El virus es quizá hasta una buena oportunidad para cruzar la frontera estos días, pensó Everardo. Pero qué va. “Está peor que nunca, hay policías por todos lados”, se ríe. Esta madrugada, a eso de las cinco, le han pillado, cerca ya de McAllen, la ciudad hermana de Reynosa al otro lado de la valla. “Menuda aventura”. Para él es casi un juego. En apenas un par de semanas ha intentado cruzar seis veces. Ni modo. “Como no me pasa nada, me confío”, dice. Pero el río Bravo ha dejado alguna de las fotos más dramáticas del mundo en los últimos meses y un goteo diario de cuerpos inertes apenas ocupa espacio en los noticieros. Everardo tiene 18 temerarios años y es un muchacho muy guapo que vive con sus abuelos en Monterrey, la capital de otro de los Estados del norte mexicano, Nuevo León. Allí está preso su padre; su madre y los cuatro hermanos pequeños viven ya en McAllen. Cuesta creer que no lo vuelva a intentar. Solo sea por la adrenalina: “A mí me han perseguido hasta en helicóptero. Anoche éramos cuatro 'mojados’ y el guía, entramos agachados a una parcelita y ya escuchamos las motos, los carros… Me fui gateando 70 metros, pero nos agarraron a todos; íbamos platicando en la camioneta, los policías se echaron un cotorreo con nosotros, que si los camarones qué ricos son… cuando el guía salta y se escapa corriendo, pero le agarraron como quiera”, vuelve a reír mientras espera en el porche del centro de migrantes a que le recojan unos parientes y que se seque su camiseta.
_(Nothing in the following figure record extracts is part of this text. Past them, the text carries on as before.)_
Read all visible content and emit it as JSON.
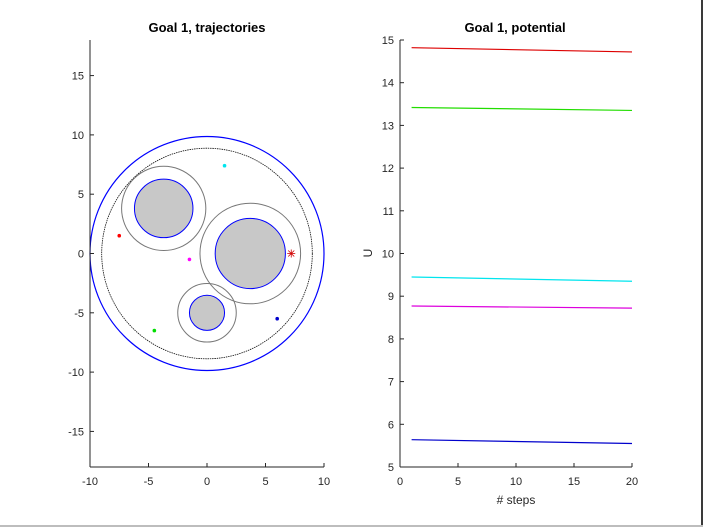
{
  "chart_data": [
    {
      "type": "scatter",
      "title": "Goal 1, trajectories",
      "xlabel": "",
      "ylabel": "",
      "xlim": [
        -10,
        10
      ],
      "ylim": [
        -18,
        18
      ],
      "xticks": [
        -10,
        -5,
        0,
        5,
        10
      ],
      "xtick_labels": [
        "-10",
        "-5",
        "0",
        "5",
        "10"
      ],
      "yticks": [
        -15,
        -10,
        -5,
        0,
        5,
        10,
        15
      ],
      "ytick_labels": [
        "-15",
        "-10",
        "-5",
        "0",
        "5",
        "10",
        "15"
      ],
      "grid": false,
      "world_boundary": {
        "cx": 0,
        "cy": 0,
        "r": 10,
        "color": "#0000ff",
        "safety_r": 9.0
      },
      "obstacles": [
        {
          "cx": 3.7,
          "cy": 0,
          "r": 3.0,
          "safety_r": 4.3,
          "fill": "#c8c8c8",
          "edge": "#0000ff"
        },
        {
          "cx": -3.7,
          "cy": 3.8,
          "r": 2.5,
          "safety_r": 3.6,
          "fill": "#c8c8c8",
          "edge": "#0000ff"
        },
        {
          "cx": 0,
          "cy": -5.0,
          "r": 1.5,
          "safety_r": 2.5,
          "fill": "#c8c8c8",
          "edge": "#0000ff"
        }
      ],
      "goal": {
        "x": 7.2,
        "y": 0,
        "marker": "*",
        "color": "#d00000"
      },
      "agents": [
        {
          "x": -7.5,
          "y": 1.5,
          "color": "#ff0000"
        },
        {
          "x": 1.5,
          "y": 7.4,
          "color": "#00e5ee"
        },
        {
          "x": -1.5,
          "y": -0.5,
          "color": "#ff00ff"
        },
        {
          "x": -4.5,
          "y": -6.5,
          "color": "#00dd00"
        },
        {
          "x": 6.0,
          "y": -5.5,
          "color": "#0000cc"
        }
      ]
    },
    {
      "type": "line",
      "title": "Goal 1, potential",
      "xlabel": "# steps",
      "ylabel": "U",
      "xlim": [
        0,
        20
      ],
      "ylim": [
        5,
        15
      ],
      "xticks": [
        0,
        5,
        10,
        15,
        20
      ],
      "xtick_labels": [
        "0",
        "5",
        "10",
        "15",
        "20"
      ],
      "yticks": [
        5,
        6,
        7,
        8,
        9,
        10,
        11,
        12,
        13,
        14,
        15
      ],
      "ytick_labels": [
        "5",
        "6",
        "7",
        "8",
        "9",
        "10",
        "11",
        "12",
        "13",
        "14",
        "15"
      ],
      "grid": false,
      "x": [
        1,
        20
      ],
      "series": [
        {
          "color": "#dd0000",
          "values": [
            14.82,
            14.72
          ]
        },
        {
          "color": "#22dd00",
          "values": [
            13.42,
            13.35
          ]
        },
        {
          "color": "#00e5ee",
          "values": [
            9.45,
            9.35
          ]
        },
        {
          "color": "#dd00dd",
          "values": [
            8.77,
            8.72
          ]
        },
        {
          "color": "#0000cc",
          "values": [
            5.64,
            5.55
          ]
        }
      ]
    }
  ]
}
Las deportaciones y la caza de hombres en la frontera no han cesado estos días, aunque los contingentes de migrantes que entrega la Administración de Trump en los centros mexicanos son ahora menos numerosos. Es posible que los que están en las cárceles estadounidenses -o en centros de detención porque les han pillado sin papeles- piensen que la epidemia del coronavirus no es el mejor momento para moverse de allí. Qué van a hacer fuera. Todo está congelado: los negocios cerrados, las calles vacías, las familias en cuarentena. En Reynosa hay días que reciben a 100, a 200 deportados. Hoy solo llegaron 37. Aunque la añoranza devora a algunos de los que están en prisión y un día cualquiera, el día de la madre o el de Navidad, firman su salida: que les devuelvan a su tierra. Algunos han sido atrapados sin papeles cuando ya son prácticamente gringos, con años de trabajo en aquel lado, una casa en propiedad y una familia. Quizá con covid-19. A algunos casi les cuesta ya hablar español. Esos, antes de entrar en México ya habrán contactado con un ‘pollero’ para cruzar de nuevo. Tendrán que volver a mojarse la ropa cualquier noche, como en la peor pesadilla de Sísifo.